SEC. 807. GENERAL AUTHORIZATION.
  Section 517 of the Clean Water Act (33 U.S.C. 1376) is amended by striking
  `and' after `1985,' and by inserting after `1990' the following: `, and
  such sums as may be necessary for fiscal years 1991 and 1992'.
SEC. 808. ALLOTMENT OF STATE REVOLVING LOAN FUNDS.
  Section 604(a) of the Clean Water Act (33 U.S.C. 1384(a)) is amended by
  striking `and 1990' and inserting `through 1992'.
SEC. 809. AUTHORIZATION OF APPROPRIATIONS FOR STATE REVOLVING LOAN PROGRAM.
  Section 607(3) of the Clean Water Act (33 U.S.C. 1387(3)) by striking
  `$1,800,000,000' and inserting `$2,000,000,000'.
SEC. 810. DEMONSTRATION PROJECT.
  (a) PROJECT DESCRIPTION- Notwithstanding any other provision of law, the
  Administrator, in consultation with the Secretary of the Army, shall conduct
  a project to demonstrate the use of constructed wetlands to improve the
  quality of effluent discharged from publicly owned treatement works operated
  by the city of Fayetteville, Arkansas, into Mud Creek or its tributaries.
  (b) NON-FEDERAL RESPONSIBILITIES- For the project conducted under subsection
  (a), the non-Federal interest shall agree--
  (1) to provide, without cost to the United States, all lands, easements,
  rights-of-way, relocations, and dredged material disposal areas necessary
  for construction and subsequent research and demonstration work;
  (2) to hold and save the United States free from damages due to construction,
  operation, and maintenance of the project, except damages due to the fault
  or negligence of the United States or its contractors; and
  (3) to operate and maintain the restored or constructed wetlands in
  accordance with good management practices; except that nothing in this
  paragraph shall be construed as precluding a Federal agency from agreeing
  to operate and maintain the restored or reconstructed wetlands.

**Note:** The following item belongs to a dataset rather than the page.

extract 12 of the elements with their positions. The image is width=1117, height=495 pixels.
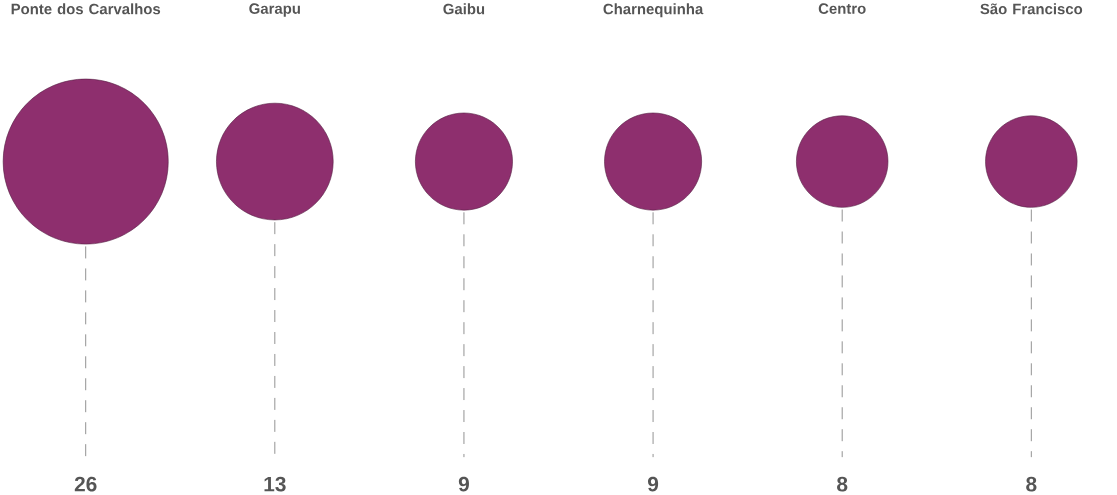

The value of the non-Federal lands, easements, rights-of-way, relocations,
and dredged material disposal areas provided by the non-Federal interest shall
be credited toward the non-Federal share of project design and construction
costs. The non-Federal share of project design and construction costs shall
be 25 percent.
  (c) AUTHORIZATION OF APPROPRIATION- There are authorized to be appropriated
  such sums as may be necessary to carry out this section.